To determine the cost of hiring new workers, Balance, a British menopause support app, used statistics from the Office for National Statistics (ONS) and the Fawcett Society.

It also took into consideration the individual cost of replacing a staff member, looking at hire costs, training and loss of productivity for new hires.

Gaele Lalahy, Chief operating officer of Balance, said: “Women over 50 are the fastest growing segment of the workforce in the UK, and research demonstrates an evident correlation between untreated and undiagnosed menopause symptoms with experience at work and career progression, which in turn has a huge financial impact on companies – and on the UK economy as a whole.”

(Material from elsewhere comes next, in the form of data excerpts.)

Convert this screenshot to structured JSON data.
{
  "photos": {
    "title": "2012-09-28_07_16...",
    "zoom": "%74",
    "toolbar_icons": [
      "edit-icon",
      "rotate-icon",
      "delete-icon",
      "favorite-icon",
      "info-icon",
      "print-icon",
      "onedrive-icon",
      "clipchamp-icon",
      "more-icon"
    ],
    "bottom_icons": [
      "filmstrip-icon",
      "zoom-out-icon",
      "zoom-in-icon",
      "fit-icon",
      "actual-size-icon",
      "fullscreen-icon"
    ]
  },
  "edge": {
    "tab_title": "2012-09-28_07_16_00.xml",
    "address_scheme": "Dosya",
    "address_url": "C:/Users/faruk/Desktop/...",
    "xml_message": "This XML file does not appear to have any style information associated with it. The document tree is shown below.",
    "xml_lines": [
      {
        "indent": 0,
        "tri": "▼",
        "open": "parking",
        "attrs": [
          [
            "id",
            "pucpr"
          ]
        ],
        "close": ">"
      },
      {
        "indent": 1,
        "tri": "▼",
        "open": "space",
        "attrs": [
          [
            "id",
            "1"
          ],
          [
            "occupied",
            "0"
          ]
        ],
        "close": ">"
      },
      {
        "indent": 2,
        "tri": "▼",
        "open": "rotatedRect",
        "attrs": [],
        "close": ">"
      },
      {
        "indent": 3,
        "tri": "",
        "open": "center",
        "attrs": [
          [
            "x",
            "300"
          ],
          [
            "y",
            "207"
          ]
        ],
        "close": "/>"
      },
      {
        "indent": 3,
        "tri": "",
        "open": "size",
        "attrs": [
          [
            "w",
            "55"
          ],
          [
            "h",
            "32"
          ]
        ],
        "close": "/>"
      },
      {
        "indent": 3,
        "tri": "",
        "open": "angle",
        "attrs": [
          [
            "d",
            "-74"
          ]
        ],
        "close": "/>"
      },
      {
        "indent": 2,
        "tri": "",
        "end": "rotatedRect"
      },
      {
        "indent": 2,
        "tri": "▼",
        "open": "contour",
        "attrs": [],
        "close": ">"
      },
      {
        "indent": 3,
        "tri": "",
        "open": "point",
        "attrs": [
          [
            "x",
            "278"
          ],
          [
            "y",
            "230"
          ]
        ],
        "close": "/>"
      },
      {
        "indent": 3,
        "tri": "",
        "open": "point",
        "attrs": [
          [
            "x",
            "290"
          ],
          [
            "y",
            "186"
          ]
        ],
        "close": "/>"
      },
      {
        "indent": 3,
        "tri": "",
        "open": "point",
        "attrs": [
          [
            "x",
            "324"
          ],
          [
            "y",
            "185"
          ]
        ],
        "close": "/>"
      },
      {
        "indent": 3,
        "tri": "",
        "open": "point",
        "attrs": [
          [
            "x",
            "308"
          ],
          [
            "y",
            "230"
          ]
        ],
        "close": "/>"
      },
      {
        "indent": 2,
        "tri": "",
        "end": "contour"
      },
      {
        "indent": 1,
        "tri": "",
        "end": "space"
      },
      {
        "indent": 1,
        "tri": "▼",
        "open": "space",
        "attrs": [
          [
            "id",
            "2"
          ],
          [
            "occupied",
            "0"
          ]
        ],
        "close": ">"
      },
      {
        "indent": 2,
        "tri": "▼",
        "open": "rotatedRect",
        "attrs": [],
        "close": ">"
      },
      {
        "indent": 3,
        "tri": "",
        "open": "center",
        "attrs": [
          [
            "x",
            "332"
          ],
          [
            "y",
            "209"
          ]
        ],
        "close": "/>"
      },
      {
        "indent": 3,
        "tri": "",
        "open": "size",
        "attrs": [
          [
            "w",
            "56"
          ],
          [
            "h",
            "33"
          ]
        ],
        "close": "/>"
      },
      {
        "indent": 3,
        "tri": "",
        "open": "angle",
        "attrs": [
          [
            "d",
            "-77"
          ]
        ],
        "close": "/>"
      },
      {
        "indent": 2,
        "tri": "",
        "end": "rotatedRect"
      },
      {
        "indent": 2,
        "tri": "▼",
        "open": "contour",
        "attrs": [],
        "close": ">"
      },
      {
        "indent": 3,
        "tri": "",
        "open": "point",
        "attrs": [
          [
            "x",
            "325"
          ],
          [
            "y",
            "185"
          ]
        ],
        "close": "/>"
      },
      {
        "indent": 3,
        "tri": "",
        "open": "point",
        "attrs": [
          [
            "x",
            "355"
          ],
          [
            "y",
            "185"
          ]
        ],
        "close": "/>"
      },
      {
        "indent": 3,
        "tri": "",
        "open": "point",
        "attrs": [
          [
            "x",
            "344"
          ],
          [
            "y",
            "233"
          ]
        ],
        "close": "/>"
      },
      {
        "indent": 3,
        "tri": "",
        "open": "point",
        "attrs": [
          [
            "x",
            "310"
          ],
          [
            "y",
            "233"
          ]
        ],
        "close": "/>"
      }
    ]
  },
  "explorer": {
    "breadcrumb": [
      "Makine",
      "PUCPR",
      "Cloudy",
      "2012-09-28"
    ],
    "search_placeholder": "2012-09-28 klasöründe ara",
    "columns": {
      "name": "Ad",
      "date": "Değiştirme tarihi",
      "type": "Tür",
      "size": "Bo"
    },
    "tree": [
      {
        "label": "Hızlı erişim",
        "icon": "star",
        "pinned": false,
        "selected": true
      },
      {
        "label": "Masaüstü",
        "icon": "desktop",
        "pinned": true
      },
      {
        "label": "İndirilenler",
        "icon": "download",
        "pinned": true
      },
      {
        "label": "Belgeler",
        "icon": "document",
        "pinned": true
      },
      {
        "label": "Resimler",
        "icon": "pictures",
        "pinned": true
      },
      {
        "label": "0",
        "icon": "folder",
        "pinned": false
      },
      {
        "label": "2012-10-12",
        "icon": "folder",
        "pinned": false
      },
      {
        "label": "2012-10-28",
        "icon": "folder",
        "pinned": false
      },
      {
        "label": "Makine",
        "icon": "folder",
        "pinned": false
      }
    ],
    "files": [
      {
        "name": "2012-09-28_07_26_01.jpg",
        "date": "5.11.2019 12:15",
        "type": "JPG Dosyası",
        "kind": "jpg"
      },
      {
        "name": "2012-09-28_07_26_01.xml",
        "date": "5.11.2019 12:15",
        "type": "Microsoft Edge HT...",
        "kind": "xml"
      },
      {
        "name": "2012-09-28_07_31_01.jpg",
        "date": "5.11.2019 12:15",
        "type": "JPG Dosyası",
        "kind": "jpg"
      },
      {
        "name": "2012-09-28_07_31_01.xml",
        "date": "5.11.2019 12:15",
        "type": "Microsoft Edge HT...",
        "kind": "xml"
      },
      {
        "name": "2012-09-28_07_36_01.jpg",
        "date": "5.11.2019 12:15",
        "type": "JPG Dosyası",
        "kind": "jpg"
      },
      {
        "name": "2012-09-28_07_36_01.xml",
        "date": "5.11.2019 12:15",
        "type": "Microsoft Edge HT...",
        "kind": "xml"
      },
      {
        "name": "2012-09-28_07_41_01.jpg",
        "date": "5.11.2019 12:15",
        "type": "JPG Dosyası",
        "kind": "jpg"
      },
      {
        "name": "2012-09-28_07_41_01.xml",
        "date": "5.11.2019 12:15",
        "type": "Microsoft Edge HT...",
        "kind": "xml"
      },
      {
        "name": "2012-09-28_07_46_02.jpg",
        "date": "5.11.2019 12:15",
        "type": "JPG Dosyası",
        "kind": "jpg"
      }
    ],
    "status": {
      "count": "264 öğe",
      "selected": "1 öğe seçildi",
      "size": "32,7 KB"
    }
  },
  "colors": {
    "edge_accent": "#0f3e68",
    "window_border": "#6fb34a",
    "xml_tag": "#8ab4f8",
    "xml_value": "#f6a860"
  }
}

It comes after a report given to MPs last Wednesday called for a free menopause check-up for women when they turn 45 and for better menopause training among doctors.

The Menopause All-Party Parliamentary Group report, published after a year-long inquiry, also suggested scrapping HRT prescription charges in England in line with the other nations of the UK.

Career trends expert Jill Cotton said menopause is still seen as a taboo topic in many workplaces, creating a lack of transparency.

She said: “One in 10 people in the UK workforce is of menopausal age, but each person’s experience of menopause will be individual.

“Therefore, companies should offer a range of menopausal support to empower employees to tailor the offer to their specific needs.

“Being transparent and opening conversations around menopause or more widely about wellbeing and mental health can feel hard. But to attract and retain talent, it is vital companies take this step.”

In July, the women and equalities committee of MPs called for a large-scale trial of menopause leave to be introduced.

At the time, Conservative MP Caroline Nokes said menopause should become a “protected characteristic” under the Equalities Act, like pregnancy.

The committee called on the Government to appoint a “menopause ambassador” and develop a leave scheme with a large public sector employer “with a strong public profile”.

Mr Lalahy added: “We are partnering with a large number of organisations to support their diversity agenda, retain their female talents, and empower their employees to thrive in their careers.

“We are passionate about accelerating menopause awareness, diagnosis and care, and as we continue to progress in our mission, we will enable more women to thrive in the workplace, claim their seats in top positions, reduce the gender pay gap and create a more equal society.”